Chapitre 11
Elle reconnut avec une appréhension croissante le costume noir de l'homme, et inconsciemment, elle se recroquevilla sous les draps. Mais Alexy retourna près d'elle, et lui caressa le visage avant de lui murmurer d'un ton rassurant :
« - Calmez-vous, tout va bien se passer.
- Bien. Est-ce la malade ?
- Oui. »
Le médecin vint près d'elle, et l'examina en silence. Il examina ses pupilles, sa blessure à la tête, et écouta soigneusement les battements de son cœur. Puis, il hocha la tête :
« - Ce n'est qu'une simple fièvre. Une saignée va la soigner, même si elle devra encore garder le lit quelques jours. Ecartez-vous. »
Son assistant lui amena une coupelle tandis qu'il sortait le bras de Morgane de sous les couvertures. Elle écarquilla les yeux d'angoisse, et sa respiration s'emballa. Elle détestait les saignées, la vue de son sang la rendant faible.

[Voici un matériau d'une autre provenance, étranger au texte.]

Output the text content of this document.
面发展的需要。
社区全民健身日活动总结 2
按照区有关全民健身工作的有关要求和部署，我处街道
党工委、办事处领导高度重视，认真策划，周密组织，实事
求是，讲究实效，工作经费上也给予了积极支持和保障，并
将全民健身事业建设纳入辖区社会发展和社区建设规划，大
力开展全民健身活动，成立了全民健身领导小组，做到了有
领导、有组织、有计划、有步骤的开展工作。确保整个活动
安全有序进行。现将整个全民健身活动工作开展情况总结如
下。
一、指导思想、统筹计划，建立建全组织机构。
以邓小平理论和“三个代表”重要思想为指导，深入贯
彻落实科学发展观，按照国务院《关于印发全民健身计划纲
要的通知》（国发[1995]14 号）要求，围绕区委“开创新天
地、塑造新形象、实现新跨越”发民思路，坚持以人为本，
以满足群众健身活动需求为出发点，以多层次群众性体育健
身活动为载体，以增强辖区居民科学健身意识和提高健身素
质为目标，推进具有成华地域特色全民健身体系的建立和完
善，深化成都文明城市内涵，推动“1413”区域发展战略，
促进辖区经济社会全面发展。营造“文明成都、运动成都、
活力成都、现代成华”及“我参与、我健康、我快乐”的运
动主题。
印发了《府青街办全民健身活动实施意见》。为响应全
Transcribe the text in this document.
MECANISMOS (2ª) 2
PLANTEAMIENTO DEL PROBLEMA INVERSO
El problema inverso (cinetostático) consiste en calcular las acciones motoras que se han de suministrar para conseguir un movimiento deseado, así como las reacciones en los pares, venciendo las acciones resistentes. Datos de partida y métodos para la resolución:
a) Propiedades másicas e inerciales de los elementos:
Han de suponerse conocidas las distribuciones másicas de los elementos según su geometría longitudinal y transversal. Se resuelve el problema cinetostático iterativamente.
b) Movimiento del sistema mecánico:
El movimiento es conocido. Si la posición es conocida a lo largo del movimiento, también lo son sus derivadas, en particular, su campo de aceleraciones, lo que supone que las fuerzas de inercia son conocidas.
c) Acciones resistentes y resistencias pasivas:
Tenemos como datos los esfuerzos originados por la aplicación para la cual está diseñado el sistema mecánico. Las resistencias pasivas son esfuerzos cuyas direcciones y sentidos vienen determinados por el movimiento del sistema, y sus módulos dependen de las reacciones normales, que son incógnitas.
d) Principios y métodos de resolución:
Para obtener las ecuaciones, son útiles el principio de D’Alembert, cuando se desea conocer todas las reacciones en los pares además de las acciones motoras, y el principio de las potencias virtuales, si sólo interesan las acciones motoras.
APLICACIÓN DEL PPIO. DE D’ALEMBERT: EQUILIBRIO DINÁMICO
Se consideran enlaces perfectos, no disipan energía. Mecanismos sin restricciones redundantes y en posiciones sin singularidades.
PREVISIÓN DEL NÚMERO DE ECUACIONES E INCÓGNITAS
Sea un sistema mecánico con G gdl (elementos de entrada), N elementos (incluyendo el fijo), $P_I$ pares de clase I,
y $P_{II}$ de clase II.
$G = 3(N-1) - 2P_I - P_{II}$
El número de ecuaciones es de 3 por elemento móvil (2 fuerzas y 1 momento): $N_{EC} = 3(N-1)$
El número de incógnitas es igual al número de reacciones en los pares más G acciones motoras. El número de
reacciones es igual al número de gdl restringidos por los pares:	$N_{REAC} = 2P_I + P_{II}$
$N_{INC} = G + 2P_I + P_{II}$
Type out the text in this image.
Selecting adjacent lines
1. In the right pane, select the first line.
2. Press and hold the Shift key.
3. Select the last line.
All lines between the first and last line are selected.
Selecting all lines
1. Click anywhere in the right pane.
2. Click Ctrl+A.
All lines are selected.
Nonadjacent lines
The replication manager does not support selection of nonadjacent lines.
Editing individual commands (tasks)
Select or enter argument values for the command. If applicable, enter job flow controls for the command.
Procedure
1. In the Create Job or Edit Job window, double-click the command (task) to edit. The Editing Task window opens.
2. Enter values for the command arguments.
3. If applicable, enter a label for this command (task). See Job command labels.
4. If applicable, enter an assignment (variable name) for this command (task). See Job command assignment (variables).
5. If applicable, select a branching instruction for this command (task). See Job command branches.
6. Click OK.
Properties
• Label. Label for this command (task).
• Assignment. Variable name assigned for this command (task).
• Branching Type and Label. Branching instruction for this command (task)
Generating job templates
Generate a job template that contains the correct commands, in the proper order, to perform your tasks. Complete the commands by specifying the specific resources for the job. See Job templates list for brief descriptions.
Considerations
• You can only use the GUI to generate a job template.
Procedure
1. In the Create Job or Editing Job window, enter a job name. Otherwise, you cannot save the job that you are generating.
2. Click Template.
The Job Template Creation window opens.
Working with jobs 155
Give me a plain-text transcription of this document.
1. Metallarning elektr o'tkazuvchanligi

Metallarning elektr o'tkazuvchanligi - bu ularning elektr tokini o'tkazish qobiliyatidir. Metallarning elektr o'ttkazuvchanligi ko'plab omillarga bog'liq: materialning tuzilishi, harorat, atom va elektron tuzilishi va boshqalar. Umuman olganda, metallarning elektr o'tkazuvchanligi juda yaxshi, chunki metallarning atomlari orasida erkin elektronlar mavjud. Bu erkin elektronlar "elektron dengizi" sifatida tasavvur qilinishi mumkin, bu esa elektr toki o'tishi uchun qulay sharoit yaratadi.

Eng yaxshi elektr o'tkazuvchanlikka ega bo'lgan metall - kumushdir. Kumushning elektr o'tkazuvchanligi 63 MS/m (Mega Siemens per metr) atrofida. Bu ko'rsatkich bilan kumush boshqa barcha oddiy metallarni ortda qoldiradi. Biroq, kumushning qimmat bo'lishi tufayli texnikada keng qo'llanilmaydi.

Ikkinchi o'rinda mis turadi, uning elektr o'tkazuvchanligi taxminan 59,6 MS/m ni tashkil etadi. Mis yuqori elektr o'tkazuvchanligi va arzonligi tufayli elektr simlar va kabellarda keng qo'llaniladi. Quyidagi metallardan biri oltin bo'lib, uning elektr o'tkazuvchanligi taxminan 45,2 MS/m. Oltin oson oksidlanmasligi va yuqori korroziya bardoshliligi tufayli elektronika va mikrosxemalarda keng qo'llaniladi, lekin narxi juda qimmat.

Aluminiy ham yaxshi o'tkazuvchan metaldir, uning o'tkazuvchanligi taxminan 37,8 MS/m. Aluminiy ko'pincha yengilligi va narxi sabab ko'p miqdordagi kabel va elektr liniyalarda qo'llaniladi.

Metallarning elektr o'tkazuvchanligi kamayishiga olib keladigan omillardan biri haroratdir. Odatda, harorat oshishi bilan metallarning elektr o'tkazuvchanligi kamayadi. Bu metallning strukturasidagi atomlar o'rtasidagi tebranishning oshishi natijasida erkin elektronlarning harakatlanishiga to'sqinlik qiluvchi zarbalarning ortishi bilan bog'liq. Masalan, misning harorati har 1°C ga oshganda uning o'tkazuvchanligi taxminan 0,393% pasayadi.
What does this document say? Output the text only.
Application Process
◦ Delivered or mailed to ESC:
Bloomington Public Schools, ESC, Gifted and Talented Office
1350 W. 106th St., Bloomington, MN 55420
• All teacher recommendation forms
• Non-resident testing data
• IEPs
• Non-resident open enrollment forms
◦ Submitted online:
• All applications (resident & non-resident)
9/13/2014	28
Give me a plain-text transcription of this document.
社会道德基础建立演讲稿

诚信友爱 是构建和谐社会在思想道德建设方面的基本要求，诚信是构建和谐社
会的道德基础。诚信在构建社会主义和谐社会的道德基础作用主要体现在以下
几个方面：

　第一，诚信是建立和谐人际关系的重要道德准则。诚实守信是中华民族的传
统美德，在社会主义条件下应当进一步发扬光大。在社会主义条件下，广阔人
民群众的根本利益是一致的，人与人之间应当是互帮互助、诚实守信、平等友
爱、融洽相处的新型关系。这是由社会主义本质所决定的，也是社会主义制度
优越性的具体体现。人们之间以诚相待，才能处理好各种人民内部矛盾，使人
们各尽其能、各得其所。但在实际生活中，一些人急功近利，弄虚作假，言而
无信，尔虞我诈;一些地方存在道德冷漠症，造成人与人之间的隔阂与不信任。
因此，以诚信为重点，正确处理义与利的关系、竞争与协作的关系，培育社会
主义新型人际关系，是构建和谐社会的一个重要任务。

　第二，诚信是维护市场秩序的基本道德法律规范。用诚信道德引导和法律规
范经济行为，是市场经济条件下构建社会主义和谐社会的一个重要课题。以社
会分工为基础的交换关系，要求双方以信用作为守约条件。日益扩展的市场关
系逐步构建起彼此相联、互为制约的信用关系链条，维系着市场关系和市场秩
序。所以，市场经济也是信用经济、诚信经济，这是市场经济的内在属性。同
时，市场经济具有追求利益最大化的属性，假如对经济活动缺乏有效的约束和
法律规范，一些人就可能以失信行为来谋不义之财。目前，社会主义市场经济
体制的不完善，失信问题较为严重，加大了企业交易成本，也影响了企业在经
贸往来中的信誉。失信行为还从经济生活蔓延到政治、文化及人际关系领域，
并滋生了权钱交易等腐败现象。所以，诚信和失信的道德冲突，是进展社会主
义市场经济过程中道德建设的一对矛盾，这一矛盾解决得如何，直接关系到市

Alexy se plaça à côté d'elle, et alors que le médecin sortait une lancette, il attrapa le visage de la rousse entre ses mains et le tourna vers lui :
« - Ne regardez pas, ma chère. »
Elle plongea ses yeux dans les siens, et grimaça quand sa peau fut entaillée. L'odeur du sang emplit lentement la pièce, et elle sentit ses forces diminuer. Le noble lui caressa doucement le front :
« - Vous vous en sortez mieux que lorsque nous étions enfants... »
Cette phrase lui arracha un faible rire. Lorsqu'ils étaient encore en Bretagne, la moindre saignée suffisait à lui faire tourner de l'œil. Elle serra les dents de douleur, et lâcha un soupir de soulagement lorsqu'elle entendit le médecin décréter :
« - Bien, c'est tout pour aujourd'hui. Nicolas, faîtes le nécessaire. »
L'assistant pansa son bras, puis ils s'excusèrent et sortirent de la pièce. Aussitôt, la jeune femme regarda son bras, et fronça le nez :
« - Je déteste les saignées...
- Je le sais.
- Au moins, ils ont emporté la coupelle... »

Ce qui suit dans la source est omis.